Monday, July 28, 2008

Open data sources like Metaweb, Wikipedia, and SEC Edgar database

I just read a few month old blog by Toby Segaran (author of the very useful book Programming Collective Intelligence) on link information for shared board of directors members between large corporations. Many years ago I did something similar from combined CIA Factbook and SEC Edgar data and I still have a SQL dump file on my Open Source web page.

Since Toby works at Metaweb he fetched the corporate director link data from Metaweb (Freebase). Freebase sets a high standard for the ease of finding and extracting information.

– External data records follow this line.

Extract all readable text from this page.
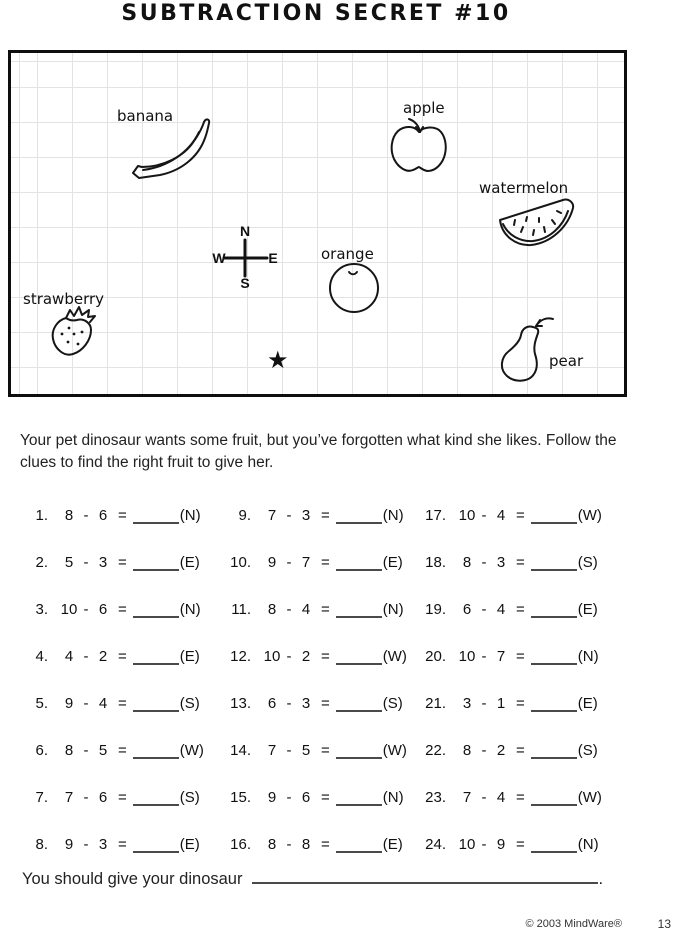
SUBTRACTION SECRET #10
banana	apple
watermelon
orange
strawberry
pear
N
S
W	E
★
Your pet dinosaur wants some fruit, but you’ve forgotten what kind she likes. Follow the clues to find the right fruit to give her.
1.	8 - 6 =	(N)
2.	5 - 3 =	(E)
3. 10 - 6 =	(N)
4.	4 - 2 =	(E)
5.	9 - 4 =	(S)
6.	8 - 5 =	(W)
7.	7 - 6 =	(S)
8.	9 - 3 =	(E)
9.	7 - 3 =	(N)
10.	9 - 7 =	(E)
11.	8 - 4 =	(N)
12. 10 - 2 =	(W)
13.	6 - 3 =	(S)
14.	7 - 5 =	(W)
15.	9 - 6 =	(N)
16.	8 - 8 =	(E)
17. 10 - 4 =	(W)
18.	8 - 3 =	(S)
19.	6 - 4 =	(E)
20. 10 - 7 =	(N)
21.	3 - 1 =	(E)
22.	8 - 2 =	(S)
23.	7 - 4 =	(W)
24. 10 - 9 =	(N)
You should give your dinosaur	.
© 2003 MindWare®	13
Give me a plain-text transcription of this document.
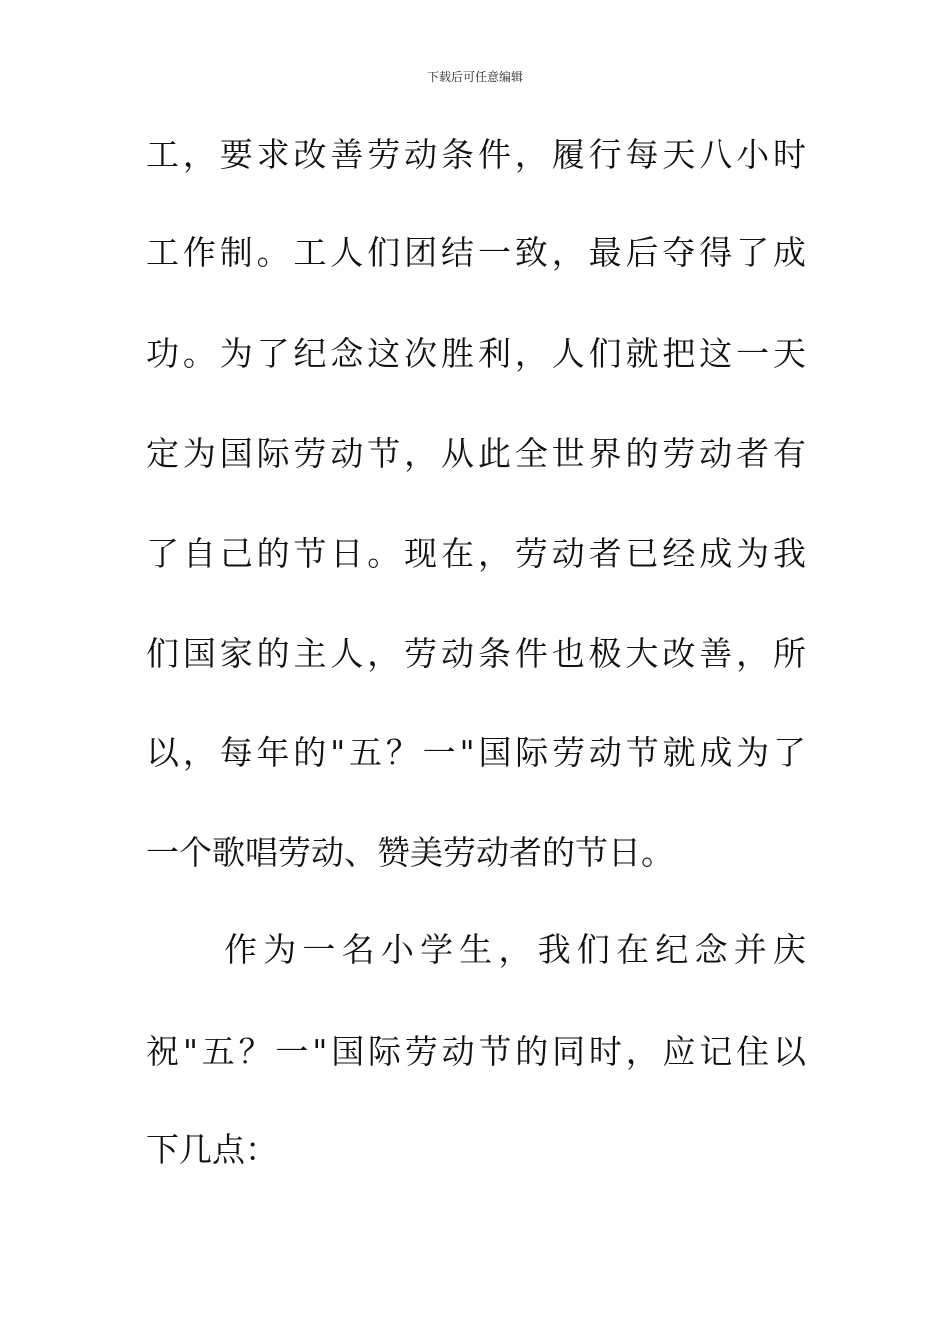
下载后可任意编辑
工，要求改善劳动条件，履行每天八小时
工作制。工人们团结一致，最后夺得了成
功。为了纪念这次胜利，人们就把这一天
定为国际劳动节，从此全世界的劳动者有
了自己的节日。现在，劳动者已经成为我
们国家的主人，劳动条件也极大改善，所
以，每年的"五？一"国际劳动节就成为了
一个歌唱劳动、赞美劳动者的节日。
作为一名小学生，我们在纪念并庆
祝"五？一"国际劳动节的同时，应记住以
下几点：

Other sources like Wikipedia (via custom web scraping or fetching their entire database) or the RDF extraction of Wikipedia (DBpedia) are not as simple to use, but still useful.

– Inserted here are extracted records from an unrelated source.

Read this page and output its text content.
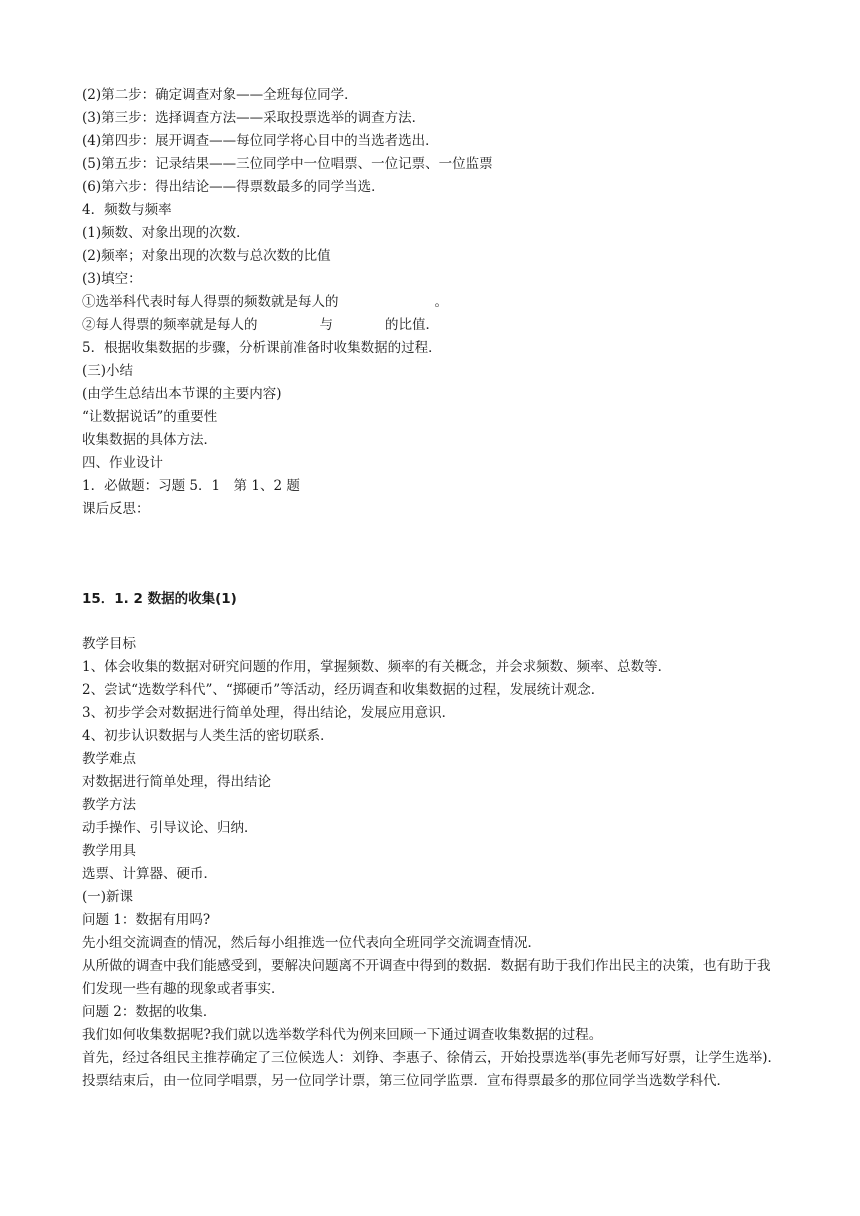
(2)第二步：确定调查对象——全班每位同学．
(3)第三步：选择调查方法——采取投票选举的调查方法．
(4)第四步：展开调查——每位同学将心目中的当选者选出．
(5)第五步：记录结果——三位同学中一位唱票、一位记票、一位监票
(6)第六步：得出结论——得票数最多的同学当选．
4．频数与频率
(1)频数、对象出现的次数．
(2)频率；对象出现的次数与总次数的比值
(3)填空：
①选举科代表时每人得票的频数就是每人的	。
②每人得票的频率就是每人的	与	的比值．
5．根据收集数据的步骤，分析课前准备时收集数据的过程．
(三)小结
(由学生总结出本节课的主要内容)
“让数据说话”的重要性
收集数据的具体方法．
四、作业设计
1．必做题：习题 5．1　第 1、2 题
课后反思：
15．1. 2 数据的收集(1)
教学目标
1、体会收集的数据对研究问题的作用，掌握频数、频率的有关概念，并会求频数、频率、总数等．
2、尝试“选数学科代”、“掷硬币”等活动，经历调查和收集数据的过程，发展统计观念．
3、初步学会对数据进行简单处理，得出结论，发展应用意识．
4、初步认识数据与人类生活的密切联系．
教学难点
对数据进行简单处理，得出结论
教学方法
动手操作、引导议论、归纳．
教学用具
选票、计算器、硬币．
(一)新课
问题 1：数据有用吗?
先小组交流调查的情况，然后每小组推选一位代表向全班同学交流调查情况．
从所做的调查中我们能感受到，要解决问题离不开调查中得到的数据．数据有助于我们作出民主的决策，也有助于我们发现一些有趣的现象或者事实．
问题 2：数据的收集．
我们如何收集数据呢?我们就以选举数学科代为例来回顾一下通过调查收集数据的过程。
首先，经过各组民主推荐确定了三位候选人：刘铮、李惠子、徐倩云，开始投票选举(事先老师写好票，让学生选举)．投票结束后，由一位同学唱票，另一位同学计票，第三位同学监票．宣布得票最多的那位同学当选数学科代．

I have a long history of organizing and cataloging information, starting in the 1980s at SAIC. Back in the pre-gopher days, I used to maintain lists (as plain text files) of where to find useful tools and information on FTP sites on the Internet and when someone would ask me where to find something then I would grep my own lists. Things have improved a lot since then :-)

I just finished the rough draft for an article on the Semantic Web this morning. Although standards like RDF/RDFS/OWL/SPARQL are very useful, I expect the Semantic Web to also have a strong ad hoc component. However ad hoc information sources may have standard interfaces built for them (E.g., SPARQL end points, etc.)